Governance is a sacred trust. Governance is not evangelism of our faith. Our duty is to represent a diverse constituency of all faiths and no faith at all, bound not by a shared creed or sacred creed, but by shared laws of Oregon and the United States.

Even within the context of faith, there is a clear directive for this distinction of church and state: ‘Render unto Caesar the things that are Caesar’s, and render unto God that which is God’s.’ Here in this chamber we are stewards of the budget, infrastructure, and public policy. That requires secular neutrality to remain fair. 

This is not a new debate. Thomas Jefferson famously wrote of a wall of separation between church and state. He understood that once the state begins to favor a specific religious rhetoric, the religious freedoms of every minority is immediately in peril. 

Years ago, I spoke before the Klamath County commissioners when they sought to place a ‘In God We Trust’ sign in the boardroom. My argument, then, is the same as it is now: A government building and government belongs to everyone. When we drape our official actions in religious mantle and rhetoric, we inadvertently tell some citizens they belong and others they do not. 

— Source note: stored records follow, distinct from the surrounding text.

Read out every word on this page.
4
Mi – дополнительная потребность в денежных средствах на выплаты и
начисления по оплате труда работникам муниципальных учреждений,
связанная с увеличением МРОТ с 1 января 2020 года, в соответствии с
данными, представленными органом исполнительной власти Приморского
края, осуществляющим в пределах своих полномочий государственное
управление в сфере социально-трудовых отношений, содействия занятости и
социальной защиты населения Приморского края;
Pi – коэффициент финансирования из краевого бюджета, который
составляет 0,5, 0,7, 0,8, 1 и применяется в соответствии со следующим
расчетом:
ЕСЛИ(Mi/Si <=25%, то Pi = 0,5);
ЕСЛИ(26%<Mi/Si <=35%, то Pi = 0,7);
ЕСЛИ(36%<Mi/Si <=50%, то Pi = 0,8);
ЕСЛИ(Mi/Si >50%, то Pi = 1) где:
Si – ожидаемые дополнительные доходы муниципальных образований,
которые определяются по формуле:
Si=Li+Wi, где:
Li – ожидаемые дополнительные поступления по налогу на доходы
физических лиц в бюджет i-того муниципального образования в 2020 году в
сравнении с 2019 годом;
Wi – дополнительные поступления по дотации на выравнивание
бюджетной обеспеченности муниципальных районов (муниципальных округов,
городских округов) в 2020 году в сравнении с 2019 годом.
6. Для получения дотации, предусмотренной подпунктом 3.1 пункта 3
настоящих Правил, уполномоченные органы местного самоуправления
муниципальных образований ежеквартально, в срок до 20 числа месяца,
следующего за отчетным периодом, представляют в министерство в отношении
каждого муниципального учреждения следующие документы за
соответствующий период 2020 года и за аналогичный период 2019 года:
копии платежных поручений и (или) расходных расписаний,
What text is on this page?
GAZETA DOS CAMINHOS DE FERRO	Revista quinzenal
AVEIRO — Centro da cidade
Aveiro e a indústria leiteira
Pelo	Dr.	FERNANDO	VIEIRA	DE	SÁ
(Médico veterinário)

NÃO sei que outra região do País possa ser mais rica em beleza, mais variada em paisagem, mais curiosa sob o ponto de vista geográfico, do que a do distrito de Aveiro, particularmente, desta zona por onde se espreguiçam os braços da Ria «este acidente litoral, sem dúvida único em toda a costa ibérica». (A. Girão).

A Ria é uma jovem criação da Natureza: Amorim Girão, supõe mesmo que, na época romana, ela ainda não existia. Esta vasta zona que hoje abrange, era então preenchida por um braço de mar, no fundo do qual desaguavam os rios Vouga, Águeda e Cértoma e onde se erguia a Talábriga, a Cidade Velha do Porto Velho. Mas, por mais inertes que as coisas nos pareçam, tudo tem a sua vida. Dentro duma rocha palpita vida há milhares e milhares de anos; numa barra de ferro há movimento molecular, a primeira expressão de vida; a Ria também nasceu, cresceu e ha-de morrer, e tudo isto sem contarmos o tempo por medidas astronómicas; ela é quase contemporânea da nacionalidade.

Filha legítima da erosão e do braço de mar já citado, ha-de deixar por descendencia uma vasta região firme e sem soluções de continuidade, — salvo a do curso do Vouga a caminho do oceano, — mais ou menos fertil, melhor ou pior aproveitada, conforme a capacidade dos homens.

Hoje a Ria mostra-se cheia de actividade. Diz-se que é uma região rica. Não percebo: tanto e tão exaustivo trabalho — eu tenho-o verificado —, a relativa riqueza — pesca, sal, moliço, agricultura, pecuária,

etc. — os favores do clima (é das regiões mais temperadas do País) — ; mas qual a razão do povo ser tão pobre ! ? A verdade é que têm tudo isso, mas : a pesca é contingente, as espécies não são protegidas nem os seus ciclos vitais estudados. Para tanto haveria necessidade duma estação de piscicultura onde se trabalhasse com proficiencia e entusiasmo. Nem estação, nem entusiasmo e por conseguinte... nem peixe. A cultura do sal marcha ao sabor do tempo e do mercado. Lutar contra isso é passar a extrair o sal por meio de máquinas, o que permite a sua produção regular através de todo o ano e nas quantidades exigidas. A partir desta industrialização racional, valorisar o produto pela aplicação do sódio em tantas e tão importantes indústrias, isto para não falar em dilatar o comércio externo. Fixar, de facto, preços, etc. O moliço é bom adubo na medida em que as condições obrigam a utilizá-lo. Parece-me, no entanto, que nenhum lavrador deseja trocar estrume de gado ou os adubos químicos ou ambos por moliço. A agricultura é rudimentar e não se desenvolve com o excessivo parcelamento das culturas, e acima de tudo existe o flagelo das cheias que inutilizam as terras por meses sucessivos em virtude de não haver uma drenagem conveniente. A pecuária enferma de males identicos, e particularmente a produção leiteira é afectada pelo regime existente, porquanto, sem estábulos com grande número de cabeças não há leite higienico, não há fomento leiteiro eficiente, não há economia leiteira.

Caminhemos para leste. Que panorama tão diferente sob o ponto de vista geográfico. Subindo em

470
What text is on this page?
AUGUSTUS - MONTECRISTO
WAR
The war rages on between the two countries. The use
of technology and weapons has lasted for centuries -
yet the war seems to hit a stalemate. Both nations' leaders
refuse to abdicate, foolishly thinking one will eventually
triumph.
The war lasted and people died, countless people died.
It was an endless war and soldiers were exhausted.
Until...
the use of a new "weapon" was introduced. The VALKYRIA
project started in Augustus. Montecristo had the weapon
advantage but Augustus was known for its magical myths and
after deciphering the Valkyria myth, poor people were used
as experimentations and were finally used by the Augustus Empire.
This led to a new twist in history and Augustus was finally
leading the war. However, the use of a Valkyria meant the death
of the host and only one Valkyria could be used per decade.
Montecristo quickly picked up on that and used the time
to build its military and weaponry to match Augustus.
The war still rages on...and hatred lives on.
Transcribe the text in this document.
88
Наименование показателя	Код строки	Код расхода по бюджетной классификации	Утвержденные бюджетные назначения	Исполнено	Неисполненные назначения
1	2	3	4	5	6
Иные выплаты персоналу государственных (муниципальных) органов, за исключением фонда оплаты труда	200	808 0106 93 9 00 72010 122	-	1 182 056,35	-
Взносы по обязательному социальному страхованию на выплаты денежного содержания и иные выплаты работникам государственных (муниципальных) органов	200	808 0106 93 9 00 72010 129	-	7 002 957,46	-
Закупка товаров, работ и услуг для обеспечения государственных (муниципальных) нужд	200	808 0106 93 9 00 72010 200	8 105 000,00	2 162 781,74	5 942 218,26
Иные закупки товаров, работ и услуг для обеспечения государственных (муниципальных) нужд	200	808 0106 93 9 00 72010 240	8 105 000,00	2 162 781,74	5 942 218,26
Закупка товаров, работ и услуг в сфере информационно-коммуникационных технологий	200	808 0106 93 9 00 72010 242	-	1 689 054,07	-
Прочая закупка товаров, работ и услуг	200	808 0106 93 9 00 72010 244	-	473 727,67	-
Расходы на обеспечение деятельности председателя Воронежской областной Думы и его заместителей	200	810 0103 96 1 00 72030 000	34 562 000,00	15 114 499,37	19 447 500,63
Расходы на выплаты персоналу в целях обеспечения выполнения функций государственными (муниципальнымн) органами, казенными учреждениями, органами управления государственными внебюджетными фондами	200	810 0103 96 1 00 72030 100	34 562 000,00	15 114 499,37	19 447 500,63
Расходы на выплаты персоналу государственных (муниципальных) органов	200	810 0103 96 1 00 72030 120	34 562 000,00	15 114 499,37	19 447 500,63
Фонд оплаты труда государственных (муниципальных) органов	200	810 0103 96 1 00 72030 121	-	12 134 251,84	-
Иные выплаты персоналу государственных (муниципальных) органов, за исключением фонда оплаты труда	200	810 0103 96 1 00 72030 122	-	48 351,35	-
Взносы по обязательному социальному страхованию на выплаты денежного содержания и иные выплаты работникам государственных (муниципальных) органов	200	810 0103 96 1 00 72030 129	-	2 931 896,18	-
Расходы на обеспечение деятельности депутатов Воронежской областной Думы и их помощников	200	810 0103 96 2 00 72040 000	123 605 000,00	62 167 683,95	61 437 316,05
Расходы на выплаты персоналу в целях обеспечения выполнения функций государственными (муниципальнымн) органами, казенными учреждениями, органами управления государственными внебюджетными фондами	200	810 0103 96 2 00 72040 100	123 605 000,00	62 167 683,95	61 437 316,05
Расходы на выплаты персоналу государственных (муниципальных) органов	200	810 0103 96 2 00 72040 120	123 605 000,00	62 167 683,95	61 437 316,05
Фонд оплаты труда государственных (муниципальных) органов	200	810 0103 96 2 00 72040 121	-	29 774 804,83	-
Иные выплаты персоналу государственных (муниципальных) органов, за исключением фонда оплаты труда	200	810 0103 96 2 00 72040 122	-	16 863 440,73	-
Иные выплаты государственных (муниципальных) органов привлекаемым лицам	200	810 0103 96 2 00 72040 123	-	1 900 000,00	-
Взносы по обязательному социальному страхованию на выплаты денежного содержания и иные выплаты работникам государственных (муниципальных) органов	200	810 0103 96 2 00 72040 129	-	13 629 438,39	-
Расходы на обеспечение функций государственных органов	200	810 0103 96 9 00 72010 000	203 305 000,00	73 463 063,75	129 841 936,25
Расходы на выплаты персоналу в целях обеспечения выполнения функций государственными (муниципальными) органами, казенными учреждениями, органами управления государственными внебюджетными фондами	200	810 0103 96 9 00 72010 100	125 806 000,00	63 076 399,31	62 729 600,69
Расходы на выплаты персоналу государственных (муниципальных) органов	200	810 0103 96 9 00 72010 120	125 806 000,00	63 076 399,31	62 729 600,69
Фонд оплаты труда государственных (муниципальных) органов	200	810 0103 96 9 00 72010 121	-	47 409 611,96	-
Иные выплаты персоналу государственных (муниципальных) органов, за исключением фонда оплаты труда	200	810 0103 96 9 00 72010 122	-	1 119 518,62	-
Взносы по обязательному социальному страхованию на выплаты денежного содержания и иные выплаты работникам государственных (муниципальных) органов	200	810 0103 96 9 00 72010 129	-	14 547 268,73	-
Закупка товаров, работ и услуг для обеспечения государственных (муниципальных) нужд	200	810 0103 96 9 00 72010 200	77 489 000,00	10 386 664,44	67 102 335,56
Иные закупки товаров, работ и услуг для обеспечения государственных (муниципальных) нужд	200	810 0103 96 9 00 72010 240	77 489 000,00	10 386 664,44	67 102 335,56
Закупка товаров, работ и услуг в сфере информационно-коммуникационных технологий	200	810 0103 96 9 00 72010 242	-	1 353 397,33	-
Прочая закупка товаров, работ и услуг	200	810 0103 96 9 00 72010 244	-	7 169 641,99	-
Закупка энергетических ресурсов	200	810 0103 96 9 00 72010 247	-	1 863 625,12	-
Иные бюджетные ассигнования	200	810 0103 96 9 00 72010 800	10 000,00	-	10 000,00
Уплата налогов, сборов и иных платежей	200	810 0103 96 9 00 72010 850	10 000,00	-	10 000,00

Let us return our focus to professional administration of our county. Let individuals’ faiths guide our personal morality, and let public governance be guided solely by our laws. As elected officials, we have a responsibility to the public good. Thank you.

Presenter County commissioners are urged to separate church and state, while community members are urged to share with those in need in ways that enhance dignity.